Update: As noted in a comment, this algorithm does not reliably test self-intersection. Consider any convex polygon and replace one edge by a sequence of edges that crosses another edge and then crosses back again. What you can determine from angles is the number of "turns" the path makes before reconnecting, but not the number of self-intersections.
I'll assume that your vectors are from vertex $1$ to vertex $2,$ then from vertex $2$ to vertex $3,$ and so forth, until finally the last vector is from vertex $n$ to vertex $1.$
I would prefer to work with the exterior angles. If you must work with interior angles, you may have to make some modifications to the following procedure.

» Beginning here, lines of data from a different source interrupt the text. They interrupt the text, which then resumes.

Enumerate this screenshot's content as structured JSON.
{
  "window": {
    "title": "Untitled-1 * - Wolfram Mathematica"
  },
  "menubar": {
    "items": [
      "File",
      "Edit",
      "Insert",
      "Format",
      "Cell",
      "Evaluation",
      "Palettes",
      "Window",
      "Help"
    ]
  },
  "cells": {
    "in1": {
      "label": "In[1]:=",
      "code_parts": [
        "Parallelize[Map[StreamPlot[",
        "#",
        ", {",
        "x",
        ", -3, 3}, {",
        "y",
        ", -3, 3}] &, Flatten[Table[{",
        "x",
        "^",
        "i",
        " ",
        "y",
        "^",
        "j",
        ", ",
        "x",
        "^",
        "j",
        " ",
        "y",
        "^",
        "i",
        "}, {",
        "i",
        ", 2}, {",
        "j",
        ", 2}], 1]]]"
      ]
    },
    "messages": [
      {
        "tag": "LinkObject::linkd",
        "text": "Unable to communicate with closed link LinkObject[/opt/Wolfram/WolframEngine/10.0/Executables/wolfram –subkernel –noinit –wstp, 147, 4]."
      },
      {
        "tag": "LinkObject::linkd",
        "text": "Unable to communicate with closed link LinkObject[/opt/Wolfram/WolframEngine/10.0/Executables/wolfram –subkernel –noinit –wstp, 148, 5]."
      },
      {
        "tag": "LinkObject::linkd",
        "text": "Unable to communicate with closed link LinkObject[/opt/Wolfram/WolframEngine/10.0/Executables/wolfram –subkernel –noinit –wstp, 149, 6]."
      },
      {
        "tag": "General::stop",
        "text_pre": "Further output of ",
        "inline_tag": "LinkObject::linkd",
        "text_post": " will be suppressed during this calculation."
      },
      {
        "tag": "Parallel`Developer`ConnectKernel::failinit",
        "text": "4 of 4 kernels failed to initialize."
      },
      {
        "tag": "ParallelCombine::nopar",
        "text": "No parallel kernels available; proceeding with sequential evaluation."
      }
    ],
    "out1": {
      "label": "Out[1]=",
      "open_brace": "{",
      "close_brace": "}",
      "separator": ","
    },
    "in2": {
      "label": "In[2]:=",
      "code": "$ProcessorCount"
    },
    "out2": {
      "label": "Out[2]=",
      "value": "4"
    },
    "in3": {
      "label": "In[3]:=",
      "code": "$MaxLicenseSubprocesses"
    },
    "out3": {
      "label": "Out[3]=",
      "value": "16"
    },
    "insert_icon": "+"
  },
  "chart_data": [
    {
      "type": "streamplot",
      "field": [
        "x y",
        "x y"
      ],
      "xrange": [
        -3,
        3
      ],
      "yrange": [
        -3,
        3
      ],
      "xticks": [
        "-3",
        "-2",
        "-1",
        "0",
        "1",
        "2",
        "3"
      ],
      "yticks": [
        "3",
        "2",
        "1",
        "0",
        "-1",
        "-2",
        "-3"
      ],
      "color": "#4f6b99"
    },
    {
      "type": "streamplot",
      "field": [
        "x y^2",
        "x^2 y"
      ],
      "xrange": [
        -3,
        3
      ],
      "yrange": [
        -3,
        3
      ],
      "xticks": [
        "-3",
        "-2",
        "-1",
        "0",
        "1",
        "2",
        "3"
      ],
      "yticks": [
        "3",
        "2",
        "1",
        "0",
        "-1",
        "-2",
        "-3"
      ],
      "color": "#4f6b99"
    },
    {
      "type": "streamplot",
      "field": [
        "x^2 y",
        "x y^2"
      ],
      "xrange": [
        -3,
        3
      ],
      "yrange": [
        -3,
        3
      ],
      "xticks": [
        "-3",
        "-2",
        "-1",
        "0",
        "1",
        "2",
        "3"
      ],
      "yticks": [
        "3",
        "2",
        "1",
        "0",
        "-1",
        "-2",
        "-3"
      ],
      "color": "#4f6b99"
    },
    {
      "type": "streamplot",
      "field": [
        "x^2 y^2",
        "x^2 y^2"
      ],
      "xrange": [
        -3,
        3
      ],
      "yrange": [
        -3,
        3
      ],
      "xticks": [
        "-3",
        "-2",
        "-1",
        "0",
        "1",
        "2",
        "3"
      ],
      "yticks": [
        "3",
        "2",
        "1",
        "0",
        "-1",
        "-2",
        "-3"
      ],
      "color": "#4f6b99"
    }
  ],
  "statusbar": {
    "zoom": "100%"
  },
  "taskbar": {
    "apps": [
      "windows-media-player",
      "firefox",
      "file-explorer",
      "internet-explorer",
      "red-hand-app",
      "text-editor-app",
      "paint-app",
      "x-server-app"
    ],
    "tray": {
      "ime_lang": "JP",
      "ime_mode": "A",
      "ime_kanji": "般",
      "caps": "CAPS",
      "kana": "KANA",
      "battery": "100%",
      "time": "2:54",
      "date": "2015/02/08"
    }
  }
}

As you work your way around the polygon, always use the "first" side of each pair of consecutive vectors as the first vector of the cross product.
The cross product has a direction as well as a magnitude. For some pairs of vectors, this direction may be opposite from the direction found for other pairs of vectors.
Treat the first pair of vectors, and all others whose cross products are in the same direction, as adjacent side at vertices with positive exterior angles. Treat all others as negative exterior angles.
The sum of all angles may then be positive or negative. For example, the sum of angles of a non-convex non-self-intersecting polygon will be positive if your first vertex is one of the "convex" vertices, but negative if the first vertex was "concave." The magnitude will be the same no matter which vertex you start with, however. So take the absolute value of the sum of angles.
The result will be a multiple of $2\pi$ if your calculations are exact. With inexact numeric calculations it will be approximately a multiple of $2\pi.$ You can consider the polygon
self-intersecting to make more than one "turn" if this result is greater than $3\pi.$